In the past nine months, I’ve had more beer than I have had in the past five years. I’ve also had more of all the other things my life was lacking in that dark time: more raucous laughter, more workouts that leave me drenched, more snuggling with my daughter reading poetry and watching Glee. More adventures. More sex. More parties, more lovely meals in restaurants.In the past nine months I’ve logged hours in the neighborhood bar I walked past for nine years. I’ve been to a wine tasting in Vermont with the World Traveler, pulling out of her driveway on a bright autumn morning and waving goodbye to her stunned children and stalwart in-laws before driving north into a new phase of our friendship. I’ve eaten dim sum in New York’s Chinatown and Trinidadian food in DC. I’ve seen the friends of my youth: hiked with the Nectarine, eaten dinner with the Motherfucker (twice!). I’ve been to kickboxing and capoeira and boxing, played tennis and chase-ball and run stairs until I’m so spent I’m afraid I’ll fall forward and break my teeth. I’ve been to an admissions event at a seminary, a sci-fi con and a gender queer burlesque. I’ve had more of those fights with my sweetheart that end with deeper understanding and kindness towards one another, and fewer of those fights that sow silent, irresolvable rancor into our home.

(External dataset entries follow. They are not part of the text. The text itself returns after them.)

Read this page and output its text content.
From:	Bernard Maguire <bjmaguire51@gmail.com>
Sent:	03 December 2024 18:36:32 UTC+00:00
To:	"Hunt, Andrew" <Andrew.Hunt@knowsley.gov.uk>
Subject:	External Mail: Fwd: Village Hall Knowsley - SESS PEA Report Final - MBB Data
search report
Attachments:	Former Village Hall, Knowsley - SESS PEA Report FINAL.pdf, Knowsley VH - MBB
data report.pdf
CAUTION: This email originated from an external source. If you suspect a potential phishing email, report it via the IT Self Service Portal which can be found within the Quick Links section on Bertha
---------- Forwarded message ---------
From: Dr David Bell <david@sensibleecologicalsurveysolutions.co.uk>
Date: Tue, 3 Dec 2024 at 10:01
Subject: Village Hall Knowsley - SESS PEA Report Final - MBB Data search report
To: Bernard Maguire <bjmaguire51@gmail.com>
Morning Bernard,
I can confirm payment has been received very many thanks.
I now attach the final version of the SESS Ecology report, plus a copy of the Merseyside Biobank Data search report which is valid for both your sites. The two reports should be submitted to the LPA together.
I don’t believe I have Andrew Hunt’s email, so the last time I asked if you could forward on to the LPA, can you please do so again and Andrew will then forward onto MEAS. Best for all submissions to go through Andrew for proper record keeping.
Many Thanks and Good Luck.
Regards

What was the price of admission to the life for which I was longing?All I had to do to get everything I wanted was to give up the one thing I thought was indivisible from my life. The thing I thought defined me. All I had to do was lose something so big I did not believe it was separate from me. I did not think there could be a me without it.
I suffered a loss so enormous that when I finally wept for it I could not hold my body upright. In the high, inhuman sounds that came from my body, I understood the meaning of the word keening. I understood the wailing rituals of grief. The muscles in my neck stood out like ropes as I shrieked; they ached for days afterwards.I lost something so much a part of me I thought I would die without it. I was sure that I would walk out of my grief to a devastated landscape, that my life would be reduced to rubble without this one, essential thing.
But that was not the storm that hit my heart. Oh yes, it roared and rattled, the rain came down and I covered my head in terror. It shook me, it shook all of me and the earth I stood on. But when I came out of it I saw a world that was safe and whole. There are parts of this landscape that will never be the same again, hillsides sheared and trees remodeled. But nothing has been devastated. There was no loss of life, no loss of anything that cannot be survived. I am intact. And in the soft green morning light, I can smell new life beginning.